Americans look to win opening match on Thursday in San Salvador
By Official Florida FC
The U.S. men’s soccer team has had more than 1,400 days to prepare Thursday night in San Salvador.
The Americans kick off their World Cup Qualifying campaign on Thursday night with a young roster that has been forged in the fire that was the humiliation of failing to qualify for the 2018 World Cup.
The final round of CONCACAF qualifying this cycle features eight teams, instead of six — as has been the case for each of the last six World Cups. That means the USMNT will have to play an additional two matches in order to qualify for next year’s World Cup in Qatar.
The USMNT will have 14 games over the next six months to show whether all the talk of this being a new dawn for the program were false promises or faux humility. Up first: El Salvador.
La Selecta earned its way into the Octagonal by winning five of its six matches in an earlier round of qualifying and played expansive, yet defensively solid, soccer since hiring former USMNT midfieder Hugo Perez in April.
El Salvador may not have an armada of household names, its most notable player is former Orlando City and current Houston Dynamo attacker Darwin Ceren, but they have played together. That is something the USMNT, for all its talent, will need to quickly establish.
As many as five American starters have never appeared in a World Cup Qualifying match and National team manager Gregg Berhalter has yet to coach a competitive match on foreign soil. The likely midfield trio has never started an international match together.
Nevertheless, a team that has players at Chelsea, Juventus (Weston McKennie), Borussia Dortmund (Gio Reyna), Barcelona (Sergino Dest) and in clubs across Europe and the upper tiers of Major League Soccer has no excuses for not qualifying for the next World Cup.
Chelsea winger Christian Pulisic tested positive for Covid-19 late last month, but he was reportedly a full participant in training on Tuesday. No one on the current USMNT roster has scored more World Cup Qualifying goals than the 22-year-old Champions League winner.
Who will put the ball in the back of the net is going to be a question for the USMNT. Lille winger/forward Tim Weah was hurt in training over the weekend and will miss Thursday’s qualifier against El Salvador as well as the Sept. 5 qualifer against Canada and the Sept. 8 trip to Honduras. Gyassi Zardes, who Berhalter has relied on for club and country, picked up an injury last month. The six other forwards on USMNT roster have won 38 caps.

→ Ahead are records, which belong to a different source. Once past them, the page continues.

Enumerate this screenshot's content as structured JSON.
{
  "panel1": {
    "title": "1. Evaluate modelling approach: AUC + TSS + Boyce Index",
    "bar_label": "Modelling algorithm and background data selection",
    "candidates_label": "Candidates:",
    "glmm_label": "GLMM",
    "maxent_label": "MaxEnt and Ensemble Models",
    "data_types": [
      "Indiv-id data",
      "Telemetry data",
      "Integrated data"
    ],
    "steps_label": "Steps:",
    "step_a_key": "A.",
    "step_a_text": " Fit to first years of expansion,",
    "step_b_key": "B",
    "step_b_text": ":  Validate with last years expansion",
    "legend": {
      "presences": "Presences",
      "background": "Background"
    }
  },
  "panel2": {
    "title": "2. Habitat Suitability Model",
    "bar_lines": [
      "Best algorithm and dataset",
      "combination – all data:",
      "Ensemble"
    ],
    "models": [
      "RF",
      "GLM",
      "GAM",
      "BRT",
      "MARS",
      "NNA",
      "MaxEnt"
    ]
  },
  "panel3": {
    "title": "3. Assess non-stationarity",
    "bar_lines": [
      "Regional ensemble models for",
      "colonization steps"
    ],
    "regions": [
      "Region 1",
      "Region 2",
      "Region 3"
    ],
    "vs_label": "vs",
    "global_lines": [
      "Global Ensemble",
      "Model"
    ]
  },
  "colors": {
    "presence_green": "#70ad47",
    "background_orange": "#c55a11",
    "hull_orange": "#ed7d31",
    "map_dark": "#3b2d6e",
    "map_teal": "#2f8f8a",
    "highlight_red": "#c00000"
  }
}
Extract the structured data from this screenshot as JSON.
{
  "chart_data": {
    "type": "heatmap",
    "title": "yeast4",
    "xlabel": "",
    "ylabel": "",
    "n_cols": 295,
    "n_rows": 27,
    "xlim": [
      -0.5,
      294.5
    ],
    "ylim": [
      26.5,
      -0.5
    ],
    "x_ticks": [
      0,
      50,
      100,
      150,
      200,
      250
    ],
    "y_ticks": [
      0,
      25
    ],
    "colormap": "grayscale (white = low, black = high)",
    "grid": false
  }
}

Josh Sargent leads the way with five goals in 16 matches; however all his goals have come in friendlies or against Cuba.
The only person with Florida connections on the roster is Olympique Marseille winger Konrad de la Fuente. The 20-year-old, Miami native has started all four Ligue 1 matches this season and recorded a pair of assists. He has only made one cap for the full USMNT, but with Pulisic unlikely to play a full 90 in all three qualifiers and Weah out, he may be able to earn additional caps in the next week.
The USMNT has lost its opening World Cup qualifier in each of the last two cycles. The program cannot afford a similar setback on Thursday night.